Chinese architect Li Xiaodong has created a maze of a space with a similar building technique to that he used to create the wooden Liyuan Library in a village outside Beijing. He has said that ‘…if China doesn’t go green it is the end of the world,’ and his library is covered in firewood and 99% recyclable. His piece in the Royal Academy has white underfloor lighting, and formal walkways lined with firewood branches. Together they give a sense of walking though a freshly snow-covered forest. Except for the lack of cold. And the dead straight paths.

The other participants in the show are Francis Kere, Kengo Kuma, Alvaro Siza and Eduardo Souto de Moura. Of these Kere’s white igloo of unglamorous polycarbonate catches the eye. It is structurally sound but aesthetically unfinished – visitors are invited to help complete the piece by covering it with coloured straws. The Academy has 550,000 of these, so by the end of the show the igloo will have been transformed and will appear completely different. Outside Alvaro Siza shows the birth of the column – or its death if you walk past it when you arrive and only study it as you leave. A 16 minute film by Candida Richardson finishes the show, allowing the architects to say something of their practice and and show glimpses of their work in situ around the world.

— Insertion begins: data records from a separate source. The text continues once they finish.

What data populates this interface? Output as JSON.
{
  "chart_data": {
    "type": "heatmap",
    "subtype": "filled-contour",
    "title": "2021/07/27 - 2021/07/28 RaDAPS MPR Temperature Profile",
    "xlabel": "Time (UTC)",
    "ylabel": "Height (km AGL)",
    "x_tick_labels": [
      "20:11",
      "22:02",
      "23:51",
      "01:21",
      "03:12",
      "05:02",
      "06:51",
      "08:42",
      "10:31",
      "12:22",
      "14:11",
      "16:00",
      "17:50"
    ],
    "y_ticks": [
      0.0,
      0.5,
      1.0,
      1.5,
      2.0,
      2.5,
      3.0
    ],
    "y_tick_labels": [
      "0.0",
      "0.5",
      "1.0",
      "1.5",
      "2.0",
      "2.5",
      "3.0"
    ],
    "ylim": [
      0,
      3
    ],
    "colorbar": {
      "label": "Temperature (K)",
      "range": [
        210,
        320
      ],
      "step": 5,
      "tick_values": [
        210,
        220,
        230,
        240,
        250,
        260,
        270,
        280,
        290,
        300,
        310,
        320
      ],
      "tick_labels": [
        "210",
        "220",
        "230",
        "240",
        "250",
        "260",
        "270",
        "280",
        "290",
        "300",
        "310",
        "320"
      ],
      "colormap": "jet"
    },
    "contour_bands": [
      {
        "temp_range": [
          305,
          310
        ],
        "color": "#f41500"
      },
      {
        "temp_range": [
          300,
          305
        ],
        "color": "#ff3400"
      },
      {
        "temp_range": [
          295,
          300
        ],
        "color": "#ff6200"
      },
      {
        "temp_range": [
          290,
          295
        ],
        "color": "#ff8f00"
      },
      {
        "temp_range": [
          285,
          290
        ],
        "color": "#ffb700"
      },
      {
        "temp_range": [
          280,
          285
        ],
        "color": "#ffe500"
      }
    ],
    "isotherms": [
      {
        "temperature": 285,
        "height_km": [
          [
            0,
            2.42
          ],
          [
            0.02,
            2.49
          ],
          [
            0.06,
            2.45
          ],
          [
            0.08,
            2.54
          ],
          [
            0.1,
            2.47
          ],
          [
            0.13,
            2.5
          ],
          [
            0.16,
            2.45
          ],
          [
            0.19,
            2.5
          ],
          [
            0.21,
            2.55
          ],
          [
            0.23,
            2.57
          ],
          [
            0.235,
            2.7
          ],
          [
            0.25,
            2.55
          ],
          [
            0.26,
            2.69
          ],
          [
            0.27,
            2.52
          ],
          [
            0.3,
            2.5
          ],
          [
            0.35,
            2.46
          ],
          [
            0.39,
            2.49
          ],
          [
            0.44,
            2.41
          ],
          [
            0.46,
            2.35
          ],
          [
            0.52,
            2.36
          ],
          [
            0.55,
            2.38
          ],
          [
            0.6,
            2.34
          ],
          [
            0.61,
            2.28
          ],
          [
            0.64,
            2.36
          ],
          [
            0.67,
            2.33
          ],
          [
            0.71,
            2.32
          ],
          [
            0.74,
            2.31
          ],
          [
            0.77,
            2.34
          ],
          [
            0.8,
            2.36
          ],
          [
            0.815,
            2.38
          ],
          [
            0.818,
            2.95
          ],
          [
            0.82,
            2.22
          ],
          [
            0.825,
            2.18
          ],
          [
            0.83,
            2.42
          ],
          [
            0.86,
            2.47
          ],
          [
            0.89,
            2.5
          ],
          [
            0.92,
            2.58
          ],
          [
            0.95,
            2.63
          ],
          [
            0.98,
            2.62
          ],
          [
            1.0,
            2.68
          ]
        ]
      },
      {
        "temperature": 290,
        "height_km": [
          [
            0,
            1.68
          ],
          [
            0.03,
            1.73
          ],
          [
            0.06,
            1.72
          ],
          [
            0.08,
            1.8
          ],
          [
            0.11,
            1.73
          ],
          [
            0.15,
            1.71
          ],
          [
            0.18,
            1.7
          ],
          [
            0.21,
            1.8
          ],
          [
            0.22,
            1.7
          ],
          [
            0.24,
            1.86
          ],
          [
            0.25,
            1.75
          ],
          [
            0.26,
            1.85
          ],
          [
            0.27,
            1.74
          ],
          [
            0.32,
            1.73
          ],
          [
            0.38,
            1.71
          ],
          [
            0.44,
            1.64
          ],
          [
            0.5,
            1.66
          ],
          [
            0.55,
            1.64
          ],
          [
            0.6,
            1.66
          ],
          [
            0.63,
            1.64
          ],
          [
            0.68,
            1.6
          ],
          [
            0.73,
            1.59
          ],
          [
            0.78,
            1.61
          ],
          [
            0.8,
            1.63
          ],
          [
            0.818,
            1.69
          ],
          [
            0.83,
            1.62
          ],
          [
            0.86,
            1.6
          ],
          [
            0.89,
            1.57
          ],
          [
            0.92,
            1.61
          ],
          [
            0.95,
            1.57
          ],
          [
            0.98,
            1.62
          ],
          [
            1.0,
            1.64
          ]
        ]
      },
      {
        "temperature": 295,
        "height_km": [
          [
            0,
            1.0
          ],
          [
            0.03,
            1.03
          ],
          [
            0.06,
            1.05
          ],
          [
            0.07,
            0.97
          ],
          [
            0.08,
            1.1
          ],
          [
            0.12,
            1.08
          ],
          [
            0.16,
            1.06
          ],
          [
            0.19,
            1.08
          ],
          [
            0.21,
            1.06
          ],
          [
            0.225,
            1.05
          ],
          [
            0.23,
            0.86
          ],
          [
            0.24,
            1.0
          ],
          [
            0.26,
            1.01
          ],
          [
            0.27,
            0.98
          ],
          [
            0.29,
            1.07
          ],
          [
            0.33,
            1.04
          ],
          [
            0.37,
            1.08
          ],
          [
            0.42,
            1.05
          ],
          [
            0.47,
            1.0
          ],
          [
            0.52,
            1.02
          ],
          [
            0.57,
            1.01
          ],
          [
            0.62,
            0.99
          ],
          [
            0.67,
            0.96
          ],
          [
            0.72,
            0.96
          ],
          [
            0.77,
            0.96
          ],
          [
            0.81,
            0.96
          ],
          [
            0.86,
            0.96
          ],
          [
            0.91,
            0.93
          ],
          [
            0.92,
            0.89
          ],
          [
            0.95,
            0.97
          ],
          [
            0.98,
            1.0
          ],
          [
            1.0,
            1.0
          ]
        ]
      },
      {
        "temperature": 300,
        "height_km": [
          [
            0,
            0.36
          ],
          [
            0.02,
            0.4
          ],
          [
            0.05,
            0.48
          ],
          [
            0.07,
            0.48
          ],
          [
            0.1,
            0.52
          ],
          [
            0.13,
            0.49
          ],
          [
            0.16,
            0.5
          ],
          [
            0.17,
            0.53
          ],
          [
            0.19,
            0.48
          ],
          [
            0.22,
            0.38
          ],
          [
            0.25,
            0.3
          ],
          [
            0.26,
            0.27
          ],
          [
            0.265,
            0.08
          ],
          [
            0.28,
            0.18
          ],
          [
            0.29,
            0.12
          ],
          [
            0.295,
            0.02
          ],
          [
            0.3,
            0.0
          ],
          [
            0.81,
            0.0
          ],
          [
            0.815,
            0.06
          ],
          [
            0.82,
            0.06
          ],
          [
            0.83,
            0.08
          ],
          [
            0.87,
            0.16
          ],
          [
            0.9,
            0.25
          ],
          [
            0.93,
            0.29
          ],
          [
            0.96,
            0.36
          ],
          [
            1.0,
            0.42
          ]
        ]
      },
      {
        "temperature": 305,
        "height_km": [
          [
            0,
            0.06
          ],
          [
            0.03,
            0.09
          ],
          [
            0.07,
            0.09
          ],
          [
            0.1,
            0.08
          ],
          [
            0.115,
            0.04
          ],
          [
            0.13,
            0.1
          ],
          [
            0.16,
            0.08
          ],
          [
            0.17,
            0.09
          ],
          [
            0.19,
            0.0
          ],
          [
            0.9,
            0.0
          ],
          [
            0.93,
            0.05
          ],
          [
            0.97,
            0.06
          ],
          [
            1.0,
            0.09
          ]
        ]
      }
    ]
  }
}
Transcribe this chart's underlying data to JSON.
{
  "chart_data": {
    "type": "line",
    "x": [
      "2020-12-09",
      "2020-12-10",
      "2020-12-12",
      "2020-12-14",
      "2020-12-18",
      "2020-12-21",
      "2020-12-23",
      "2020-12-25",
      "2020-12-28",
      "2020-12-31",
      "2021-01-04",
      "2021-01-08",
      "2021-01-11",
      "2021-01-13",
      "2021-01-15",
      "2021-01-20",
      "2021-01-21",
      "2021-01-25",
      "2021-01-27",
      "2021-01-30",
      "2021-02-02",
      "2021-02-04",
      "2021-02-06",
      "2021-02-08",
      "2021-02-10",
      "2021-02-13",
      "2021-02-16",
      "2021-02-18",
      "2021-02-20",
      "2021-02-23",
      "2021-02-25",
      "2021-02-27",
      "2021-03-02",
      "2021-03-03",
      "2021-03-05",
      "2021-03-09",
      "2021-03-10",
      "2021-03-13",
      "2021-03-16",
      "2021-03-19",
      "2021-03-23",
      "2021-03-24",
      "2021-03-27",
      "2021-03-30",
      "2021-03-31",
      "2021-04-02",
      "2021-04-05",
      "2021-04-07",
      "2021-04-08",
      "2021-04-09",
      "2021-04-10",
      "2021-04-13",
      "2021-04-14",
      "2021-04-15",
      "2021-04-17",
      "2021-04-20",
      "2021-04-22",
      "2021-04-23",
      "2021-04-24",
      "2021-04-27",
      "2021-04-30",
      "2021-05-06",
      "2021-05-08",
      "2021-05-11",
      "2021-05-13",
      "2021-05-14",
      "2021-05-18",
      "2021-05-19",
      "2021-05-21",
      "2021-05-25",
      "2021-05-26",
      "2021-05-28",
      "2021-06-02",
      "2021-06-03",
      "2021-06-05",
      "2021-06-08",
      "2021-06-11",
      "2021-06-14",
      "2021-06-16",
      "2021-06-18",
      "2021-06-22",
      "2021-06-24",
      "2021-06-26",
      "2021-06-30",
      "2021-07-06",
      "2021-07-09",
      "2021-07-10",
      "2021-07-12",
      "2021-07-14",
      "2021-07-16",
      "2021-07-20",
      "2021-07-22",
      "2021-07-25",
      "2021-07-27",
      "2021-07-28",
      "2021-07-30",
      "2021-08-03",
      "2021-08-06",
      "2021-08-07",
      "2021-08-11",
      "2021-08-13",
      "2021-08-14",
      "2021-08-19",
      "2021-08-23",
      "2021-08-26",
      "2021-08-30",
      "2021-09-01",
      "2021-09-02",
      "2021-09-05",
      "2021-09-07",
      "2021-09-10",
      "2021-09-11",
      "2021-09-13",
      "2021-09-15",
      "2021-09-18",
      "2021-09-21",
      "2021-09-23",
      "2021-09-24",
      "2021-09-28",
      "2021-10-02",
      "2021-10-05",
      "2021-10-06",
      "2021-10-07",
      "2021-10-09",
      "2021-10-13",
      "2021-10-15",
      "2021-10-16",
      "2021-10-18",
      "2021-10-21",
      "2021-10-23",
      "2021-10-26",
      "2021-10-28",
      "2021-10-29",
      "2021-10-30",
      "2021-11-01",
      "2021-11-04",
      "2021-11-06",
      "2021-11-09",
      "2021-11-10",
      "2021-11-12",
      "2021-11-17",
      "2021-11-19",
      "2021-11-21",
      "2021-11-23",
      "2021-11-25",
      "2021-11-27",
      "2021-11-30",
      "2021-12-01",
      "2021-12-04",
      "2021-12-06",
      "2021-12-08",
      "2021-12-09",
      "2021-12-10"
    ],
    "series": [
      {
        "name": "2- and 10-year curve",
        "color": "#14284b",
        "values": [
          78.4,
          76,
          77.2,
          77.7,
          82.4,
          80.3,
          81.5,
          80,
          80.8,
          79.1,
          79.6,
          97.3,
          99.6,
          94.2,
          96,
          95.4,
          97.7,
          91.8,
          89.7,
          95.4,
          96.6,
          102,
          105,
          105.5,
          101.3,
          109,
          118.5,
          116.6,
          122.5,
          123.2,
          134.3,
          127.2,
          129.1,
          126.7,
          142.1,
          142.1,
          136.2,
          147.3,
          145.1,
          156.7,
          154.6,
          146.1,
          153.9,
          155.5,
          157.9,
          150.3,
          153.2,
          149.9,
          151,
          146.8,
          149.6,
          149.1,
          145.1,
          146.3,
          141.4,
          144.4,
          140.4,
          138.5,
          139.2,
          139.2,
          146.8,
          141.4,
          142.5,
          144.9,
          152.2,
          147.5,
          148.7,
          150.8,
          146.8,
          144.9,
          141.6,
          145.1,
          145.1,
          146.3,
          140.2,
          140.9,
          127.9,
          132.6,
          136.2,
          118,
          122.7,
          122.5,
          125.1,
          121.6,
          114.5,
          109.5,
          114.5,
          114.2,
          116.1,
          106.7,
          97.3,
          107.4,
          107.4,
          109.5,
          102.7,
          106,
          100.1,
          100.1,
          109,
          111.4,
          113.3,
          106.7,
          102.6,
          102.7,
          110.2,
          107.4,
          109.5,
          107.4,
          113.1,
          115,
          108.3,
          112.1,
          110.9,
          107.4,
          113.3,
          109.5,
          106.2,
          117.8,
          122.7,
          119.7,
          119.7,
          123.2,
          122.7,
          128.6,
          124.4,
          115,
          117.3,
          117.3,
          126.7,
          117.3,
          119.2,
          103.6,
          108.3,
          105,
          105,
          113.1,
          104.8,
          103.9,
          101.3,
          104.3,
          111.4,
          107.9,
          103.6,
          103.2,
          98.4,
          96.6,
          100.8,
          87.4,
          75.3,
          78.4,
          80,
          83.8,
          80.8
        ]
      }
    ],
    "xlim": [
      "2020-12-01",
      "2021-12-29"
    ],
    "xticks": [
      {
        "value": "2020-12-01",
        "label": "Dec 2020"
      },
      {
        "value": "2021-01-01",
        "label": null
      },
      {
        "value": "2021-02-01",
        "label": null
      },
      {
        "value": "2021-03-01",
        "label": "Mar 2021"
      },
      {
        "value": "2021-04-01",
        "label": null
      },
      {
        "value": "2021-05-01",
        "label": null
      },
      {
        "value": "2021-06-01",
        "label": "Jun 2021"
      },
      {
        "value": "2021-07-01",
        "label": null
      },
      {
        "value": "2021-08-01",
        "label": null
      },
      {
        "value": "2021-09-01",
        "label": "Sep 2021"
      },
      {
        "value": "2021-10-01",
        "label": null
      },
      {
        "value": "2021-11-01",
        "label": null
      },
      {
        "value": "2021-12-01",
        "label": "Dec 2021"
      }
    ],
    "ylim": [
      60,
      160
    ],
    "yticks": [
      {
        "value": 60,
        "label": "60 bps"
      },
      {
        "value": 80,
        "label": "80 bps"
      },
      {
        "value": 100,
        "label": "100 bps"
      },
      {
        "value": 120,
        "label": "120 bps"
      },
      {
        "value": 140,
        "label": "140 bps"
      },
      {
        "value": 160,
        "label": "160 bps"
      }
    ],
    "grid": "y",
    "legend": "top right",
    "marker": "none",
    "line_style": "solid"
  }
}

The works created for this exhibition show some of the different ideas in contemporary architecture. It is moving away from a modernist problem-solving remit towards an engagement with the human spirit, local materials and more specificity. Buildings are an often unacknowledged background to our lives and the curator hopes that viewers will take something of the exhibition home with them (she wasn’t clear on this point, but I don’t think she meant literally). Rather, when a ray of light falls across your desk she hopes you will look up and consider the space anew.